Bien qu’ils soient au service de l’évêque, les réguliers ne font pas partie de la structure diocésaine.

Ils relèvent de leur communauté respective, dont la maison-mère est en France ou à Rome. Les Canadiens français y entrent avec leur mentalité propre, des valeurs différentes et une vocation distincte que celle du clergé séculier. Ils représentent l’universalité de l’Église. Ils sont surtout concentrés dans l’enseignement et le ministère paroissial. Les évêques sont favorables aux réguliers, mais les curés voient parfois d’un oeil hostile ces derniers construire des couvents dans leur paroisse.

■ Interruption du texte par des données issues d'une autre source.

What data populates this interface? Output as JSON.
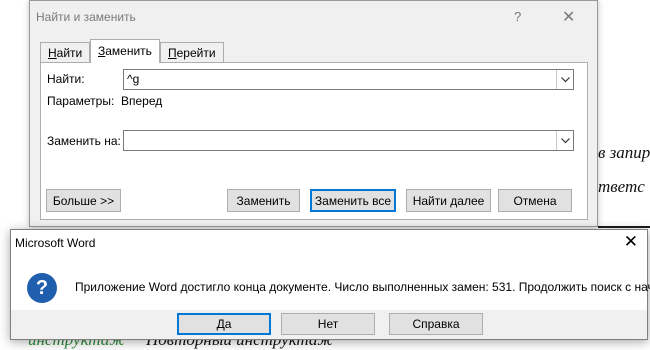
{
  "find_replace": {
    "title": "Найти и заменить",
    "help_glyph": "?",
    "close_glyph": "✕",
    "tabs": [
      {
        "label": "Найти",
        "hotkey": "Н",
        "rest": "айти"
      },
      {
        "label": "Заменить",
        "hotkey": "З",
        "rest": "аменить"
      },
      {
        "label": "Перейти",
        "hotkey": "П",
        "rest": "ерейти"
      }
    ],
    "find_label": "Найти:",
    "find_value": "^g",
    "options_label": "Параметры:",
    "options_value": "Вперед",
    "replace_label": "Заменить на:",
    "replace_value": "",
    "buttons": {
      "more": "Больше >>",
      "replace": "Заменить",
      "replace_all": "Заменить все",
      "find_next": "Найти далее",
      "cancel": "Отмена"
    }
  },
  "message_box": {
    "title": "Microsoft Word",
    "close_glyph": "✕",
    "icon": "question-icon",
    "icon_glyph": "?",
    "message": "Приложение Word достигло конца документе. Число выполненных замен: 531. Продолжить поиск с начала?",
    "buttons": {
      "yes": "Да",
      "no": "Нет",
      "help": "Справка"
    }
  },
  "document": {
    "fragment_1": "в запир",
    "fragment_2": "тветс",
    "fragment_3": "инструктаж",
    "fragment_4": "Повторный инструктаж"
  }
}
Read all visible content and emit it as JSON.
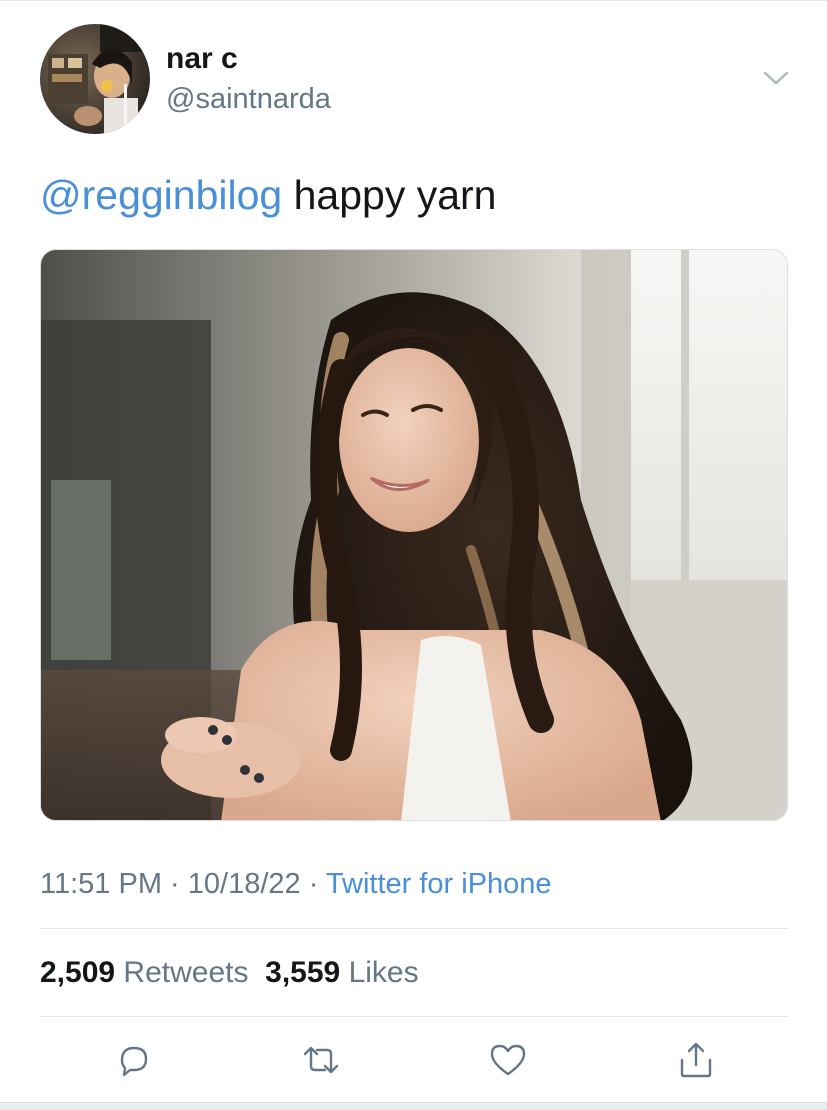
{
  "user": {
    "display_name": "nar c",
    "handle": "@saintnarda"
  },
  "tweet": {
    "mention": "@regginbilog",
    "text": " happy yarn"
  },
  "meta": {
    "time": "11:51 PM",
    "separator1": " · ",
    "date": "10/18/22",
    "separator2": " · ",
    "source": "Twitter for iPhone"
  },
  "stats": {
    "retweets_count": "2,509",
    "retweets_label": "Retweets",
    "likes_count": "3,559",
    "likes_label": "Likes"
  },
  "icons": {
    "menu": "chevron-down-icon",
    "reply": "reply-icon",
    "retweet": "retweet-icon",
    "like": "heart-icon",
    "share": "share-icon"
  },
  "colors": {
    "link": "#4a90d9",
    "text": "#14171a",
    "muted": "#657786",
    "icon": "#657786"
  }
}
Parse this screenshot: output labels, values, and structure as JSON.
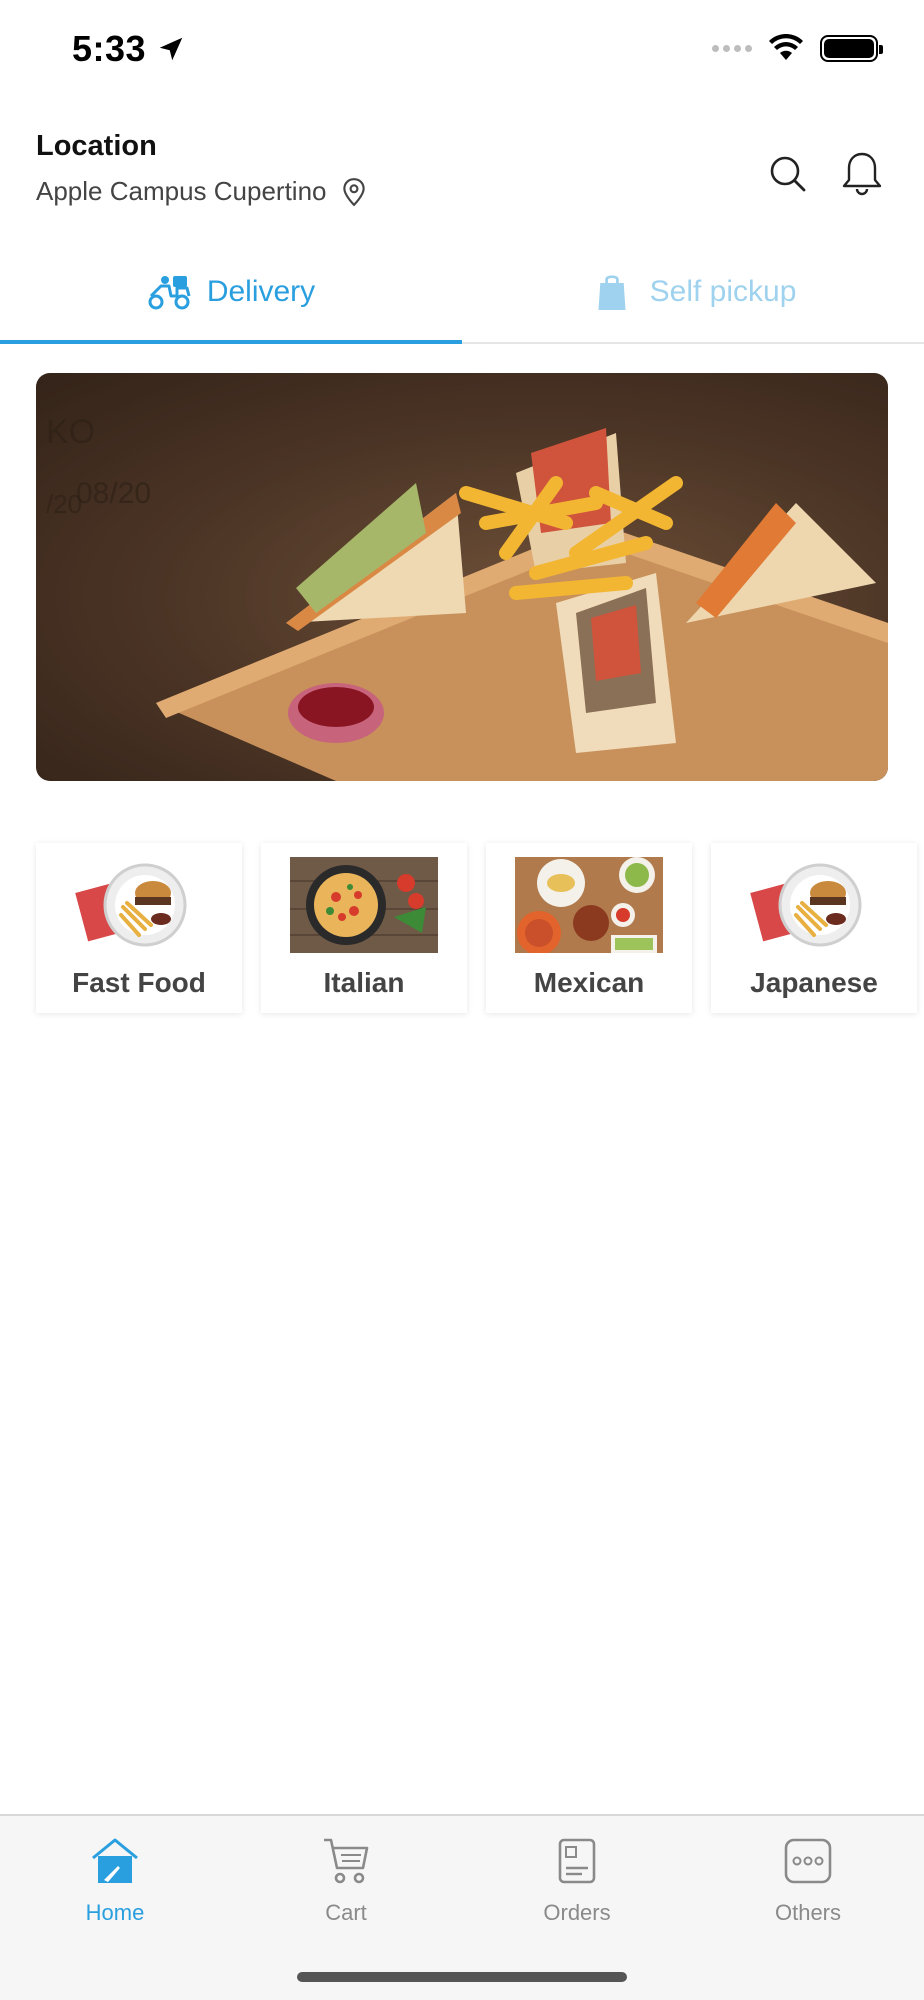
{
  "status_bar": {
    "time": "5:33"
  },
  "header": {
    "location_title": "Location",
    "location_value": "Apple Campus Cupertino"
  },
  "tabs": [
    {
      "label": "Delivery",
      "icon": "scooter-icon",
      "active": true
    },
    {
      "label": "Self pickup",
      "icon": "shopping-bag-icon",
      "active": false
    }
  ],
  "banner": {
    "image": "club sandwich with fries and ketchup on a wooden board"
  },
  "categories": [
    {
      "label": "Fast Food",
      "icon": "burger-plate-image"
    },
    {
      "label": "Italian",
      "icon": "pasta-image"
    },
    {
      "label": "Mexican",
      "icon": "mexican-dishes-image"
    },
    {
      "label": "Japanese",
      "icon": "burger-plate-image"
    }
  ],
  "bottom_nav": [
    {
      "label": "Home",
      "icon": "home-icon",
      "active": true
    },
    {
      "label": "Cart",
      "icon": "cart-icon",
      "active": false
    },
    {
      "label": "Orders",
      "icon": "orders-icon",
      "active": false
    },
    {
      "label": "Others",
      "icon": "more-icon",
      "active": false
    }
  ],
  "colors": {
    "accent": "#2a9fdf",
    "accent_light": "#9fd2ee",
    "nav_inactive": "#8a8a8a"
  }
}
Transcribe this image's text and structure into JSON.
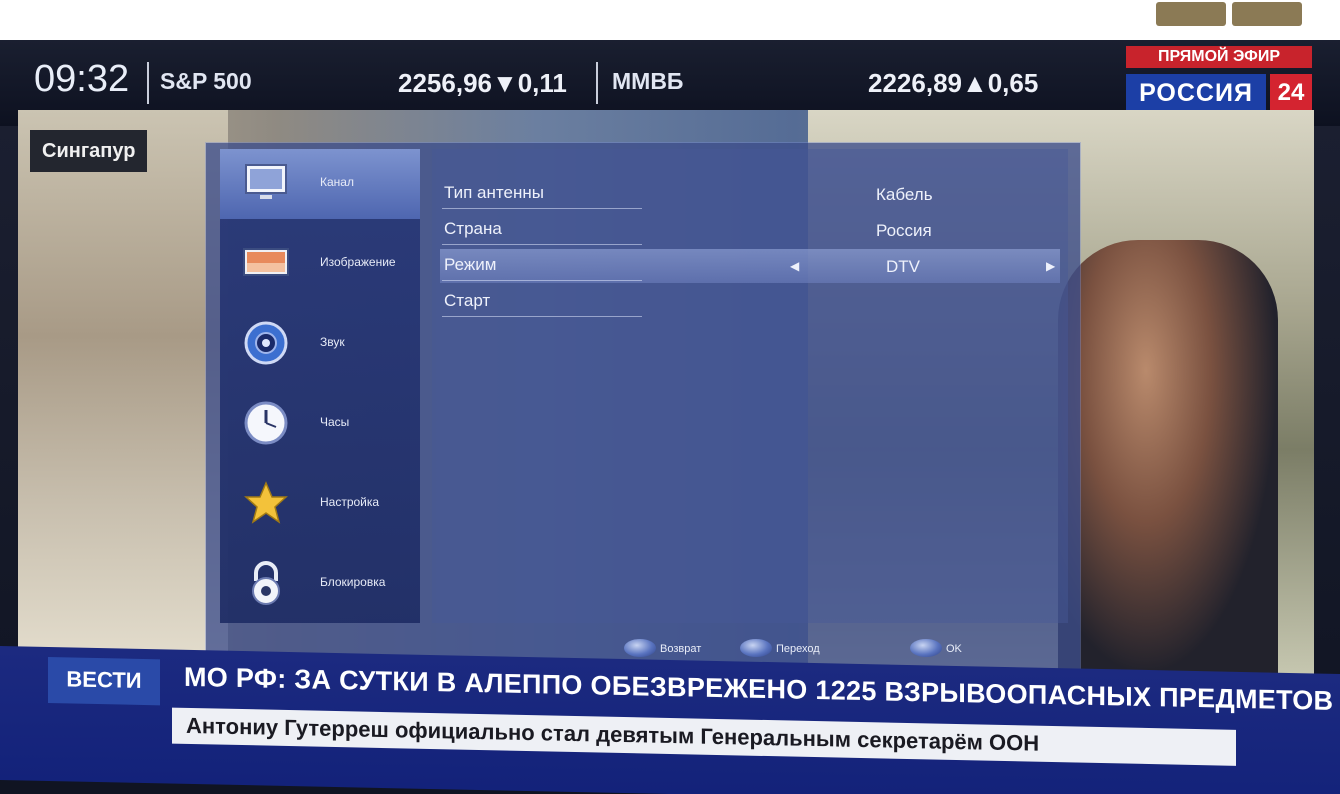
{
  "ticker": {
    "time": "09:32",
    "index1_name": "S&P 500",
    "index1_value": "2256,96▼0,11",
    "index2_name": "ММВБ",
    "index2_value": "2226,89▲0,65"
  },
  "channel": {
    "live_label": "ПРЯМОЙ ЭФИР",
    "name": "РОССИЯ",
    "number": "24"
  },
  "location": "Сингапур",
  "menu": {
    "sidebar": [
      {
        "label": "Канал",
        "icon": "channel-icon",
        "selected": true
      },
      {
        "label": "Изображение",
        "icon": "picture-icon",
        "selected": false
      },
      {
        "label": "Звук",
        "icon": "sound-icon",
        "selected": false
      },
      {
        "label": "Часы",
        "icon": "clock-icon",
        "selected": false
      },
      {
        "label": "Настройка",
        "icon": "star-icon",
        "selected": false
      },
      {
        "label": "Блокировка",
        "icon": "lock-icon",
        "selected": false
      }
    ],
    "rows": [
      {
        "label": "Тип антенны",
        "value": "Кабель"
      },
      {
        "label": "Страна",
        "value": "Россия"
      },
      {
        "label": "Режим",
        "value": "DTV"
      },
      {
        "label": "Старт",
        "value": ""
      }
    ],
    "footer": {
      "back": "Возврат",
      "navigate": "Переход",
      "ok": "OK"
    }
  },
  "news": {
    "tag": "ВЕСТИ",
    "headline": "МО РФ: ЗА СУТКИ В АЛЕППО ОБЕЗВРЕЖЕНО 1225 ВЗРЫВООПАСНЫХ ПРЕДМЕТОВ",
    "sub": "Антониу Гутерреш официально стал девятым Генеральным секретарём ООН"
  }
}
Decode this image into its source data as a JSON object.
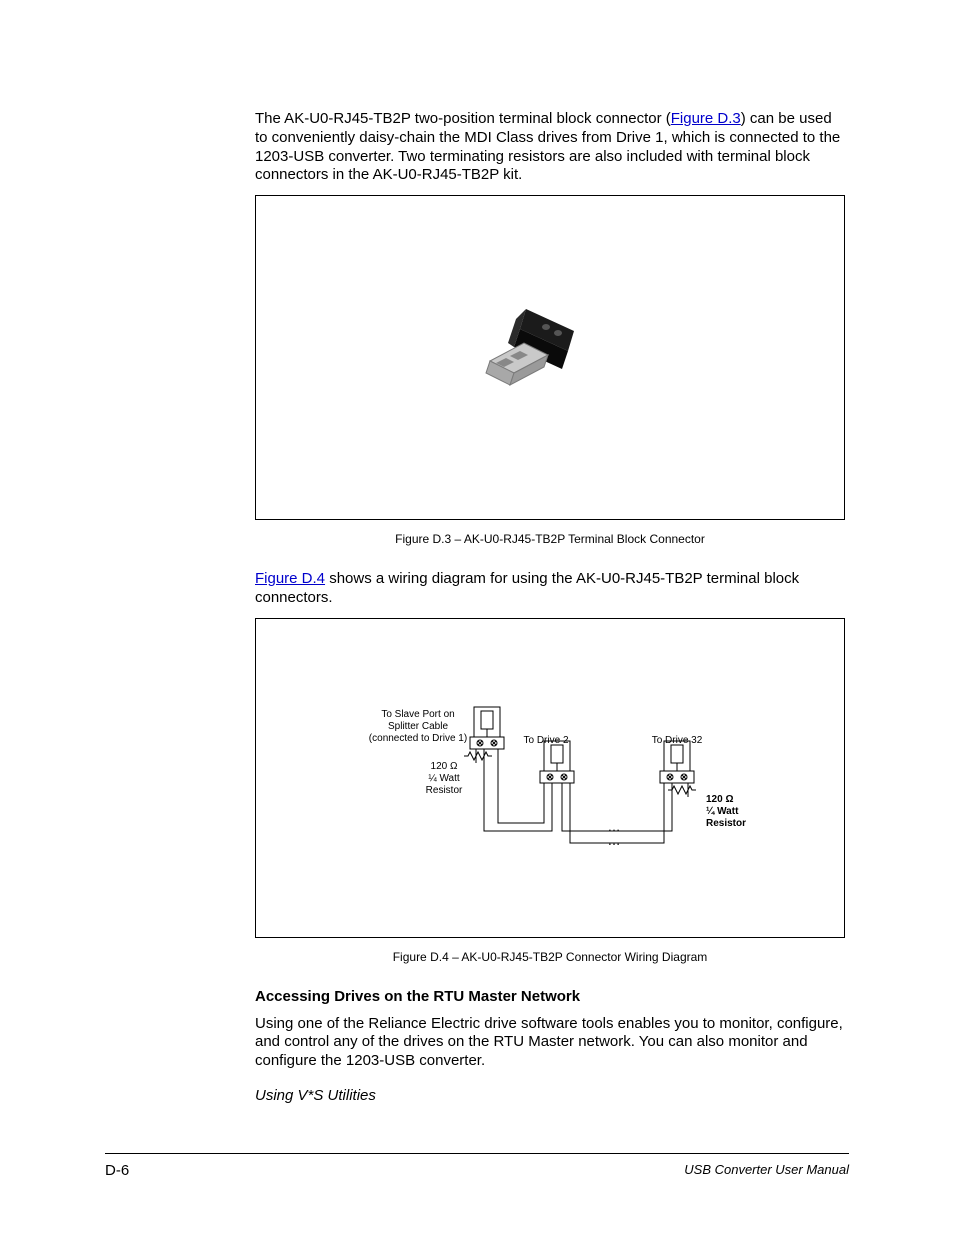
{
  "para1": {
    "pre": "The AK-U0-RJ45-TB2P two-position terminal block connector (",
    "link": "Figure D.3",
    "post": ") can be used to conveniently daisy-chain the MDI Class drives from Drive 1, which is connected to the 1203-USB converter. Two terminating resistors are also included with terminal block connectors in the AK-U0-RJ45-TB2P kit."
  },
  "fig3_caption": "Figure D.3 –  AK-U0-RJ45-TB2P Terminal Block Connector",
  "para2": {
    "link": "Figure D.4",
    "post": " shows a wiring diagram for using the AK-U0-RJ45-TB2P terminal block connectors."
  },
  "fig4_caption": "Figure D.4 –  AK-U0-RJ45-TB2P Connector Wiring Diagram",
  "heading1": "Accessing Drives on the RTU Master Network",
  "para3": "Using one of the Reliance Electric drive software tools enables you to monitor, configure, and control any of the drives on the RTU Master network. You can also monitor and configure the 1203-USB converter.",
  "heading2": "Using V*S Utilities",
  "footer": {
    "pageno": "D-6",
    "manual": "USB Converter User Manual"
  },
  "diagram": {
    "slave_port_l1": "To Slave Port on",
    "slave_port_l2": "Splitter Cable",
    "slave_port_l3": "(connected to Drive 1)",
    "to_drive2": "To Drive 2",
    "to_drive32": "To Drive 32",
    "resistor_l1": "120 Ω",
    "resistor_l2": "¼ Watt",
    "resistor_l3": "Resistor",
    "resistor2_l1": "120 Ω",
    "resistor2_l2": "¼ Watt",
    "resistor2_l3": "Resistor",
    "ellipsis": "…"
  }
}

Ils redoutent les messes dans les chapelles conventuelles et également le zèle que ces derniers mettent pour visiter les malades et confesser, risquant ainsi de perdre leur emprise sur les fidèles. Enfin, ils n’apprécient guère les quêtes que ces derniers font pour leurs oeuvres et leurs messes dominicales gratuites. Les religieux cependant ne peuvent exercer aucun apostolat sans la permission de l’évêque. Souvent, les évêques obligent les réguliers à construire leurs couvents dans de nouvelles paroisses dont ils prennent la charge.Chaque communauté est spécialisée dans son apostolat : les sulpiciens dans la formation des prêtres, les oblats dans l’évangélisation, les jésuites et les franciscains dans les missions. Les mentalités varient d’une communauté à l’autre, les sulpiciens sont reconnus comme étant austères et leur esprit français, les oblats voués aux missions chez les Amérindiens s’occupent également de quelques paroisses ouvrières, tandis que les dominicains, plus intellectuels, s’occupent des paroisses plus bourgeoises. Avant 1914, plusieurs religieux français fuyant leur mère patrie qui leur est hostile viennent s’installer au Québec. Après 1920, l’essor des réguliers est dû surtout au recrutement local.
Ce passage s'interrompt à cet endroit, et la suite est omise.